Let me assume that you’re not part of the growing homeless population in a major American city; further, you aren’t dodging phone calls from creditors who are looking for minimum payments on a credit card that you’ve maxed-out. Getting a hardship scholarship for Financial Peace University is not on top of your personal Christmas list, hoping that Dave Ramsey might give you the magic formula to bail you out of some faulty long-term spending habits. You’re doing okay, at minimum… and, likely, above that baseline. Are we on common ground?
The question of the moment: what will you do… with your next dollar?
The options are really simple; once the basics have been secured (food, clothing, shelter: the stuff on the lower tier of Maslow’s Hierarchy of Needs), the options that are open to the abundance that follows tells a significant story.
Let me reduce personal economics to the most basic biblical understanding. According to the Scriptures, treasure is anything more than we need (that’s need, not want). When treasure is now the issue, the options narrow: consume, conserve or convert.
Consumption is the American Way. Our economy is dependent on sparking consumer envy and preaching personal entitlement. “You deserve better” is the line whose shadow is cast across most advertising; the lust-for-more joins hands with the longing-for-upgrade, and cash registers in retail heaven join in the chorus of GDP hallelujahs. America has taught the world to run on consumer spending…
But, even folks in the 99th percentile can only consume so much. The next, next dollar now demands direction: where will it be sent? Two options remain: conserve, or convert.
Conserve seems like the ultimate breakthrough. Only the disciplined make conserving an art form; they find ways to stash the cash for security, and to invest the capital for growth. Risk tolerance is the only critical factor: the virtual mattress is there for the faint-of-heart; private equity and blue-sky start-ups that couldn’t qualify for Shark Tank are the playground for the gamblers who grow net worth the way farmers grow corn.
Or… you can convert. To convert means that – in anticipation of a future relocation – you allocate resources for transfer into vehicles that will make it possible to make the ultimate move, from an unstable climate with undesirable factors to a paradise everyone talks about, but never seem to occupy.
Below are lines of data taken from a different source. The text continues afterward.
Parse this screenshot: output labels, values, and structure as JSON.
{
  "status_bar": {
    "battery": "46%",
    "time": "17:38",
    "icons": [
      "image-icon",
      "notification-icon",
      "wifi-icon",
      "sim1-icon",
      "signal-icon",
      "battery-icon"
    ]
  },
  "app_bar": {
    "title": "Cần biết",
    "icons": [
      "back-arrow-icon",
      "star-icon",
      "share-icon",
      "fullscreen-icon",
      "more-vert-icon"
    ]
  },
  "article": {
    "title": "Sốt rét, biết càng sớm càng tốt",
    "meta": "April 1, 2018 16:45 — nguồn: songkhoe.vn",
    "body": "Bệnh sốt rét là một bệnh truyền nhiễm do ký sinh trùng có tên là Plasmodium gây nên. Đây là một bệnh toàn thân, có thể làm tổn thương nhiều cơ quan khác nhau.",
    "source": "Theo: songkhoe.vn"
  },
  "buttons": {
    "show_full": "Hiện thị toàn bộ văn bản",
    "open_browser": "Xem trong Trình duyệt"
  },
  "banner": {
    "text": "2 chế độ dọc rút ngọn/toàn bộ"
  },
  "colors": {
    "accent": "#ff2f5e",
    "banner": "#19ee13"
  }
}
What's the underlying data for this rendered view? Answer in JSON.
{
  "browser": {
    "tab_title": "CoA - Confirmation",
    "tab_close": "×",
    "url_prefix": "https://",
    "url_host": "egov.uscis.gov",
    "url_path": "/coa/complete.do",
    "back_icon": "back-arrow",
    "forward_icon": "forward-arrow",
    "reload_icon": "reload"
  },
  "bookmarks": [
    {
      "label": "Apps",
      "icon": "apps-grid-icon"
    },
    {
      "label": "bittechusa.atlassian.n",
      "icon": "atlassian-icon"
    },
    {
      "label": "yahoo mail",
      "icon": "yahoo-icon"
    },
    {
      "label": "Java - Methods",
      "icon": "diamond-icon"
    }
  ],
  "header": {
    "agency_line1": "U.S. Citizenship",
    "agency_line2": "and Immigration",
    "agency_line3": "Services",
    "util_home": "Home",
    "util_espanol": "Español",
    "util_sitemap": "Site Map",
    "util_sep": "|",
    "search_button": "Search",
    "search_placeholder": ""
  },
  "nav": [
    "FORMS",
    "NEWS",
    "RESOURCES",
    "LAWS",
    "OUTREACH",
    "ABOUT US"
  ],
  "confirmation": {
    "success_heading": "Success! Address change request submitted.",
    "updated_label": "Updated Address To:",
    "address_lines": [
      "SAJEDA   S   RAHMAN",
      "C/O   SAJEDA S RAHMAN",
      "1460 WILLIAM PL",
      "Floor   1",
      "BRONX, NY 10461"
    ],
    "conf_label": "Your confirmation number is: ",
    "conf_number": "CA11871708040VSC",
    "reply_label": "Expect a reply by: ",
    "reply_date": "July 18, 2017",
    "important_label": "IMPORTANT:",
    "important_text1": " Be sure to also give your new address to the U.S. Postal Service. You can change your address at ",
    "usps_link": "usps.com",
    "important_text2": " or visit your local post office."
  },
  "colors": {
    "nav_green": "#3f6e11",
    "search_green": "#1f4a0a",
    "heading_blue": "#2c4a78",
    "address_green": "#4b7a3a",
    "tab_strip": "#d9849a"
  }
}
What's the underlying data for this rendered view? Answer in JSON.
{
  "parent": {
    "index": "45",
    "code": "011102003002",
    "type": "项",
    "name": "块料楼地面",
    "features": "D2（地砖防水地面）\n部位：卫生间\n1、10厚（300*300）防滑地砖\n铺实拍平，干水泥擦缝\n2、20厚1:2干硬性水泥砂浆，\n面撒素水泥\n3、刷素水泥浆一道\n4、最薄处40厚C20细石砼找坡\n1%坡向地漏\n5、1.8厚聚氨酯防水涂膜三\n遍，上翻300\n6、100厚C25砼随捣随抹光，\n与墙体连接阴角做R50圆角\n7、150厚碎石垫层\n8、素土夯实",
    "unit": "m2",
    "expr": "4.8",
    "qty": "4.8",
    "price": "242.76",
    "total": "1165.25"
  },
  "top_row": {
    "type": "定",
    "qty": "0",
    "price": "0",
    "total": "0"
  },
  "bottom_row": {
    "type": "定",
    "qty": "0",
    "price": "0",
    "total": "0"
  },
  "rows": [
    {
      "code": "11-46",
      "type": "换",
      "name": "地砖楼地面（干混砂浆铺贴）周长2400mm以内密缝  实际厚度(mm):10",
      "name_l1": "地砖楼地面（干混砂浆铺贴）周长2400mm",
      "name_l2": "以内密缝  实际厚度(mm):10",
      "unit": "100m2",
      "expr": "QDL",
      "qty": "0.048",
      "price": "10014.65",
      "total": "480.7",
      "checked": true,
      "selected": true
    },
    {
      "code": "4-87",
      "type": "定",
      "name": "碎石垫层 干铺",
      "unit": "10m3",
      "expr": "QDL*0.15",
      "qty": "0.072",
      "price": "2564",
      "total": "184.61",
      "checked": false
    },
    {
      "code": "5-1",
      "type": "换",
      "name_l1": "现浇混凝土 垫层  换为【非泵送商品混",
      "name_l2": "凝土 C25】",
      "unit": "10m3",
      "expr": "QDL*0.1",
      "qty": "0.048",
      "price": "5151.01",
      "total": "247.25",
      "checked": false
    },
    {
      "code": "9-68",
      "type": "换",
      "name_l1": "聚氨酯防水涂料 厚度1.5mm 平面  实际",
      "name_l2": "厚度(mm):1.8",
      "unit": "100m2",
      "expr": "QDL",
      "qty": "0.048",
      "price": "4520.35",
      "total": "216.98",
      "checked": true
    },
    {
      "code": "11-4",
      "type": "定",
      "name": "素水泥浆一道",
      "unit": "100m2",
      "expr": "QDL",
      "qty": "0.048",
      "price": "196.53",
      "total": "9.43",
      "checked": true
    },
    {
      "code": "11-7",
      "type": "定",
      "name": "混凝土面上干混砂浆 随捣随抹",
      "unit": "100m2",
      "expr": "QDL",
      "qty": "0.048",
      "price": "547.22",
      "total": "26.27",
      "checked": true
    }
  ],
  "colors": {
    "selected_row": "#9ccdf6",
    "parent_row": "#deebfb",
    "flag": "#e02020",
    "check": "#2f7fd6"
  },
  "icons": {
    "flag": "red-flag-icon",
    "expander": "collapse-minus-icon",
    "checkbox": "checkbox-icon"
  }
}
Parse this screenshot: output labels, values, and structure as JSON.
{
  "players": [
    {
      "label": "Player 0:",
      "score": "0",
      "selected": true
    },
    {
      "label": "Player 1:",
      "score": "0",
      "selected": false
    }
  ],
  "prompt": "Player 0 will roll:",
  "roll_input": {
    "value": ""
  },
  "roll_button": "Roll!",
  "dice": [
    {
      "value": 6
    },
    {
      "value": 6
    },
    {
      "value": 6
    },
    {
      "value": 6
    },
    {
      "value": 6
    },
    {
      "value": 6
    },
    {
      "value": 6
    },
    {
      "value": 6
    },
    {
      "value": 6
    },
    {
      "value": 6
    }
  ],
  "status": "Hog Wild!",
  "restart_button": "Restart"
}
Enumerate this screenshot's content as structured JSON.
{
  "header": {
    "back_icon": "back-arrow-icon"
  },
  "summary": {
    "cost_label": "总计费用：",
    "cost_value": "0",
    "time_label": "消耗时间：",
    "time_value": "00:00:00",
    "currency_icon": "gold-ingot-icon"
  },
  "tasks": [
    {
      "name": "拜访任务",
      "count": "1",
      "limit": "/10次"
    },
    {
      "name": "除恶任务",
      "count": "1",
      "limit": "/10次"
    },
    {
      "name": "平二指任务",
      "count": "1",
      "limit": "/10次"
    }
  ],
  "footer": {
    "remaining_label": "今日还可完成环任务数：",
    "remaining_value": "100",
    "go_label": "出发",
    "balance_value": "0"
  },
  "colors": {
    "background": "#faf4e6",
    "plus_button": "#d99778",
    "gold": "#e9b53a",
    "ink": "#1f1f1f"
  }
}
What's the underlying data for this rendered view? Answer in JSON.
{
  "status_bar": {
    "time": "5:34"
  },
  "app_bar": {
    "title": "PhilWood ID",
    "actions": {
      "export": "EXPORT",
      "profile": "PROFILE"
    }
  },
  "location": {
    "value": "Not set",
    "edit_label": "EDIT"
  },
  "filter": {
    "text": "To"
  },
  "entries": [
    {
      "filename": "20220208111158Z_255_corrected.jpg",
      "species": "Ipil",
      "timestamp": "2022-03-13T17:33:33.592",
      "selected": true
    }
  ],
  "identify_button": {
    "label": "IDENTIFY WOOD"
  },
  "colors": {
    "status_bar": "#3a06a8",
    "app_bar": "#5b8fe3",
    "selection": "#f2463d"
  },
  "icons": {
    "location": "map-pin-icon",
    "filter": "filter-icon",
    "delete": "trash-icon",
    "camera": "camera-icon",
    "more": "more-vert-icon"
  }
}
Convert: change currencies, then do a fund transfer that moves the money to a place where you will one day be, yourself. How can one do that?
A wise advisor once said: “The people of this world are more shrewd in dealing with their own kind than are the people of the light. I tell you, use worldly wealth to gain friends for yourselves, so that when it is gone, you will be welcomed into eternal dwellings.” (Jesus, in Luke 16:8-9).
Bottom line: invest earth dollars in the ultimate friend-making enterprise. Fund the services that result in changing the eternal destiny of people from hell-bound to heaven-certain, and when you arrive in Glory, those redirected people will be waiting for you, to thank you for investing in them.
Oh, by the way: Jesus will be waiting there, as well: to reward you for that wise investment decision. A “win” on every level: for Jesus, for now-saved people… and for you.
What are you planning to do with the next dollar?